Been watching this dead Red Oak for a few years now just waiting for the right time. Well today was it so down it came still has the bark on it but to close to the pool house to let it go any longer.
That looks like it's been dropping branches for a year or two. I have a couple of leaners I need to get to here as well. I have that same squirrel excluder on a similar 3 arm bird feeder pole. They try. Mostly the young ones. We have mostly eastern white pine, a scrub pine that looks like red pine but isn't, hemlock, holly and atlantic white cedar here for evergreens . I think the "scrub" pines are the same pitch pines that predominate in the poor sandy soils of the pine barrens along the eastern seaboard.
Very nice indeed gboutdoors , we wish it could all be nice Oak like that, lucky you, and good for you!
Yes we have hemlock. I'm burning some that didn't make it thru the drought and gypsy moth caterpillars three years ago.

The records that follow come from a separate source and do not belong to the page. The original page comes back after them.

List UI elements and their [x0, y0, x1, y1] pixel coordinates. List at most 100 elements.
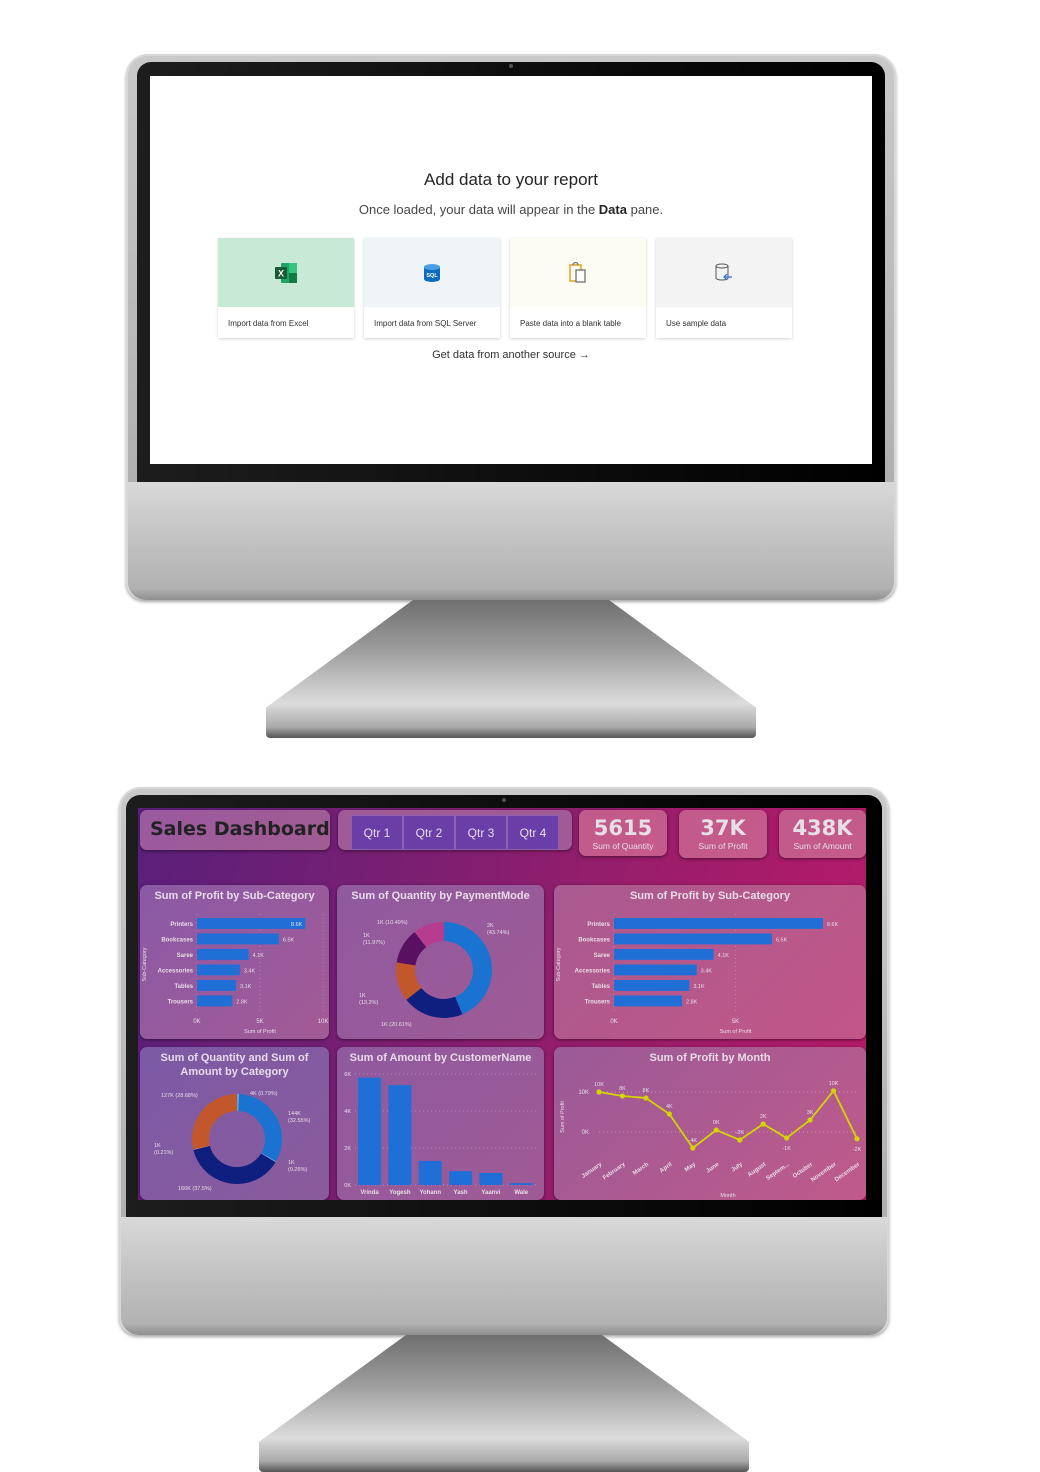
- data-point: [713, 1127, 719, 1133]
- data-point: [666, 1111, 672, 1117]
- data-label: -4K: [689, 1138, 698, 1144]
- chart-quantity-amount-category[interactable]: Sum of Quantity and Sum of Amount by Cat…: [140, 1047, 329, 1200]
- x-tick-label: 0K: [610, 1019, 617, 1025]
- month-label: March: [632, 1162, 650, 1177]
- slice-label: 127K (28.68%): [161, 1093, 198, 1099]
- data-label: 2K: [760, 1114, 767, 1120]
- dashboard-title: Sales Dashboard: [150, 818, 330, 840]
- subtitle-text-end: pane.: [626, 202, 664, 217]
- get-data-another-source-link[interactable]: Get data from another source →: [150, 349, 872, 361]
- slice-label: 2K: [487, 923, 494, 929]
- category-label: Wale: [514, 1190, 528, 1196]
- y-tick-label: 0K: [582, 1130, 589, 1136]
- paste-data-card[interactable]: Paste data into a blank table: [510, 238, 646, 338]
- chart-amount-customer[interactable]: Sum of Amount by CustomerName 0K 2K 4K 6K Vr…: [337, 1047, 544, 1200]
- month-label: August: [747, 1162, 767, 1179]
- data-label: 4.1K: [253, 953, 265, 959]
- import-excel-card[interactable]: X Import data from Excel: [218, 238, 354, 338]
- camera-icon: [509, 64, 513, 68]
- slice-label: 1K: [154, 1143, 161, 1149]
- chart-profit-month[interactable]: Sum of Profit by Month 0K 10K 10K January 8K…: [554, 1047, 866, 1200]
- import-sql-card[interactable]: SQL Import data from SQL Server: [364, 238, 500, 338]
- profit-subcategory-bar-chart: 0K 5K 10K Printers 8.6K Bookcases 6.5K Saree 4.1…: [142, 914, 329, 1035]
- data-label: 2.8K: [686, 1000, 698, 1006]
- data-point: [854, 1136, 860, 1142]
- slice-label: (13.2%): [359, 1000, 378, 1006]
- kpi-quantity: 5615 Sum of Quantity: [579, 810, 667, 856]
- data-label: 8K: [643, 1088, 650, 1094]
- data-label: -2K: [853, 1147, 862, 1153]
- card-label: Paste data into a blank table: [520, 319, 621, 328]
- x-axis-title: Month: [720, 1193, 735, 1199]
- data-point: [619, 1093, 626, 1099]
- profit-line: [598, 1089, 858, 1150]
- slice-label: 166K (37.5%): [178, 1186, 212, 1192]
- card-icon-area: [656, 238, 792, 307]
- data-label: 8K: [619, 1086, 626, 1092]
- bar: [358, 1077, 382, 1185]
- y-tick-label: 4K: [344, 1109, 351, 1115]
- bar: [449, 1171, 473, 1185]
- month-label: June: [705, 1161, 720, 1174]
- quarter-slicer: Qtr 1 Qtr 2 Qtr 3 Qtr 4: [338, 810, 572, 850]
- category-label: Printers: [170, 922, 193, 928]
- qtr4-button[interactable]: Qtr 4: [507, 815, 559, 850]
- category-label: Accessories: [575, 969, 611, 975]
- y-axis-title: Sum of Profit: [560, 1101, 566, 1133]
- monitor-top-stand: [266, 600, 756, 738]
- chart-profit-subcategory-small[interactable]: Sum of Profit by Sub-Category 0K 5K 10K Pri…: [140, 885, 329, 1039]
- slice-label: (32.55%): [288, 1118, 310, 1124]
- data-label: 10K: [829, 1081, 839, 1087]
- customer-bar-chart: 0K 2K 4K 6K Vrinda Yogesh Yohann Yash Yaanvi Wale: [344, 1072, 537, 1196]
- bar: [388, 1085, 412, 1185]
- bar: [614, 949, 714, 960]
- donut-slice: [238, 1094, 282, 1162]
- data-point: [690, 1145, 696, 1151]
- category-label: Accessories: [158, 969, 194, 975]
- category-label: Printers: [587, 922, 610, 928]
- add-data-title: Add data to your report: [424, 170, 598, 189]
- add-data-screen: Add data to your report Once loaded, you…: [150, 76, 872, 464]
- monitor-top-chin: [128, 482, 894, 600]
- month-label: December: [834, 1161, 862, 1183]
- card-icon-area: SQL: [364, 238, 500, 307]
- data-source-cards: X Import data from Excel SQL Import data…: [218, 238, 792, 338]
- slice-label: 4K (0.79%): [250, 1091, 278, 1097]
- slice-label: (43.74%): [487, 930, 509, 936]
- subtitle-bold: Data: [598, 202, 627, 217]
- slice-label: 1K: [359, 993, 366, 999]
- slice-label: (11.97%): [363, 940, 385, 946]
- subtitle-text: Once loaded, your data will appear in th…: [358, 202, 599, 217]
- donut-slice: [192, 1094, 237, 1150]
- qtr3-button[interactable]: Qtr 3: [455, 815, 507, 850]
- qtr2-button[interactable]: Qtr 2: [403, 815, 455, 850]
- bar: [614, 918, 823, 929]
- y-tick-label: 10K: [578, 1090, 589, 1096]
- kpi-label: Sum of Quantity: [592, 841, 654, 851]
- x-tick-label: 10K: [318, 1019, 329, 1025]
- chart-quantity-paymentmode[interactable]: Sum of Quantity by PaymentMode 2K (43.74%…: [337, 885, 544, 1039]
- category-label: Yogesh: [389, 1190, 411, 1196]
- y-axis-title: Sub-Category: [142, 947, 148, 981]
- x-axis-title: Sum of Profit: [244, 1029, 276, 1035]
- slice-label: 1K (10.49%): [377, 920, 408, 926]
- sample-data-card[interactable]: Use sample data: [656, 238, 792, 338]
- kpi-label: Sum of Profit: [698, 841, 748, 851]
- data-point: [643, 1095, 649, 1101]
- paymentmode-donut-chart: 2K(43.74%)1K (20.61%)1K(13.2%)1K(11.97%)…: [359, 920, 509, 1028]
- dashboard-title-panel: Sales Dashboard: [140, 810, 330, 850]
- category-label: Saree: [177, 953, 194, 959]
- category-label: Trousers: [168, 1000, 194, 1006]
- data-label: 6.5K: [776, 938, 788, 944]
- data-label: 3.1K: [240, 984, 252, 990]
- bar: [197, 949, 249, 960]
- qtr1-button[interactable]: Qtr 1: [351, 815, 403, 850]
- slice-label: 1K (20.61%): [381, 1022, 412, 1028]
- y-axis-title: Sub-Category: [556, 947, 562, 981]
- svg-text:SQL: SQL: [426, 273, 438, 279]
- data-point: [596, 1089, 602, 1095]
- month-label: April: [659, 1162, 674, 1175]
- data-point: [737, 1137, 743, 1143]
- chart-profit-subcategory-large[interactable]: Sum of Profit by Sub-Category 0K 5K Printe…: [554, 885, 866, 1039]
- slice-label: 144K: [288, 1111, 301, 1117]
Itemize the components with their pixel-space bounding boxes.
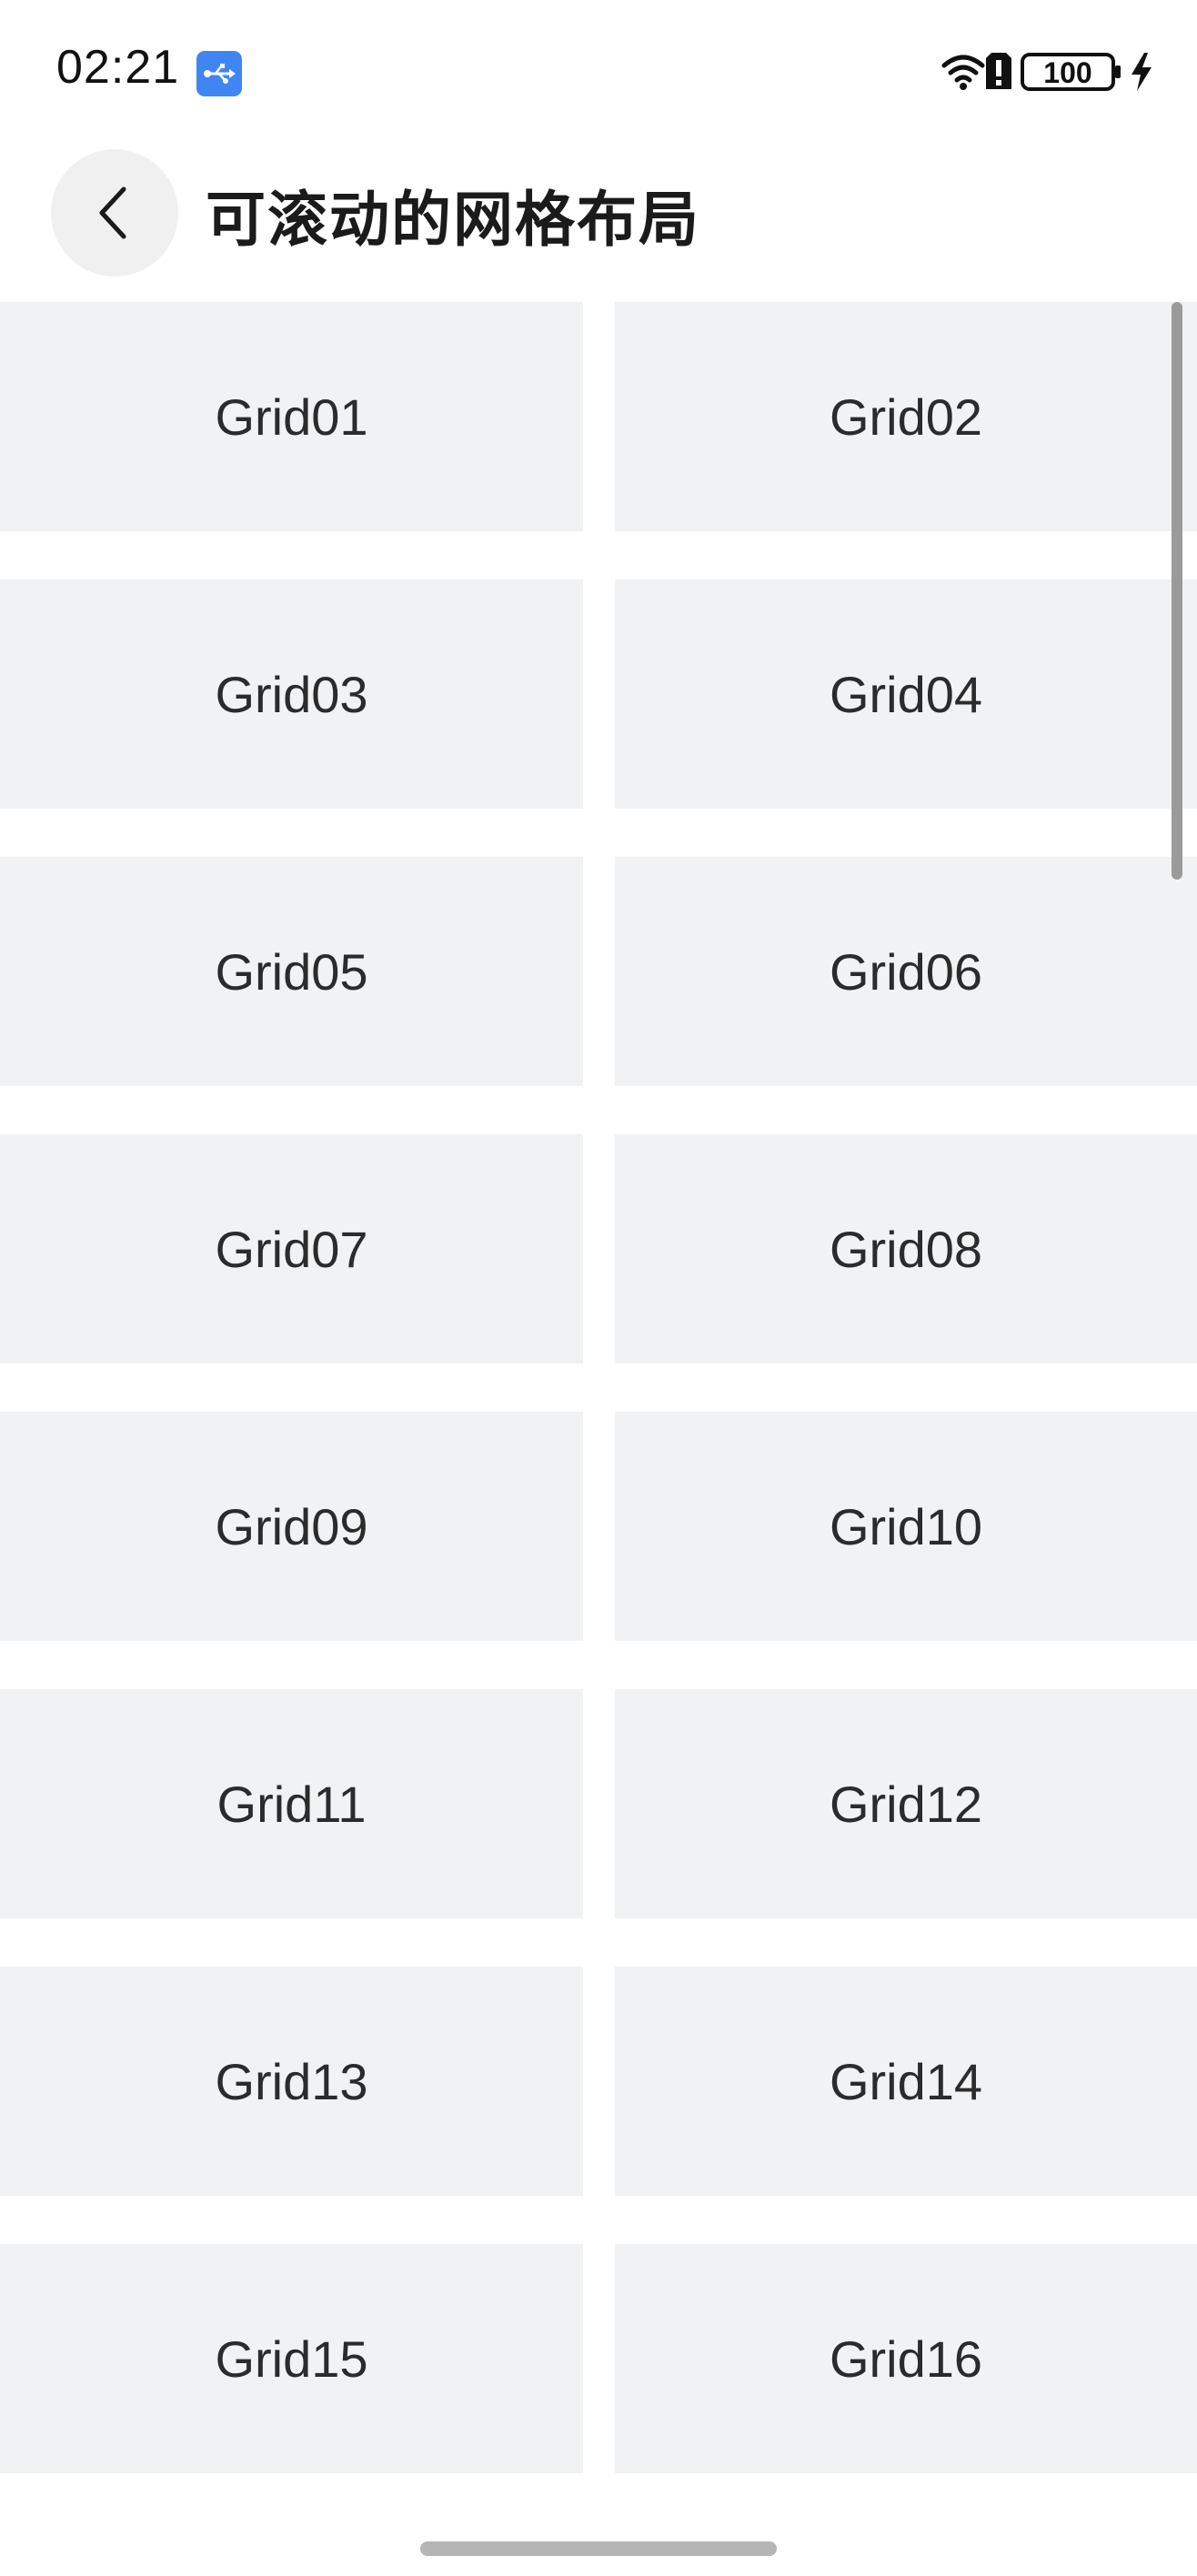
home-indicator[interactable] — [420, 2541, 777, 2556]
grid: Grid01 Grid02 Grid03 Grid04 Grid05 Grid06 Grid… — [0, 302, 1197, 2473]
scrollbar[interactable] — [1172, 302, 1182, 880]
grid-item[interactable]: Grid04 — [615, 579, 1197, 809]
grid-item[interactable]: Grid12 — [615, 1689, 1197, 1918]
grid-item[interactable]: Grid03 — [0, 579, 583, 809]
alert-icon — [984, 51, 1013, 95]
status-time: 02:21 — [56, 41, 180, 94]
usb-icon — [196, 51, 242, 96]
wifi-icon — [940, 51, 986, 95]
grid-item[interactable]: Grid01 — [0, 302, 583, 531]
back-button[interactable] — [51, 149, 178, 277]
grid-item[interactable]: Grid08 — [615, 1134, 1197, 1363]
grid-item[interactable]: Grid15 — [0, 2244, 583, 2473]
grid-item[interactable]: Grid06 — [615, 857, 1197, 1086]
grid-scroll-container[interactable]: Grid01 Grid02 Grid03 Grid04 Grid05 Grid06 Grid… — [0, 302, 1197, 2476]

One I cut up for firewood as it was on the edge of where I cut lawn and another the woodpeckers are shredding. I usually mix the hemlock in with the white pine although it does burn a tiny bit better. I also just recently found two tiny what I think are balsam firs. I'm not sure. One I dug up and put in a pot as it was not in a good place and another is in the woods near my mailbox. They are on the list of native trees but I had never seen them growing anywhere near here before. They could be from seeds from a introduced tree planted in a nearby yard as well.
They, balsam fir, are a dominant tree up to my camp, but not common where I live, but you'll come across one here and there.
Working on year four stacks now so the tops may be used for fire pit this year and the pool heater but the rest will be VERY well seasoned by the time I get to it.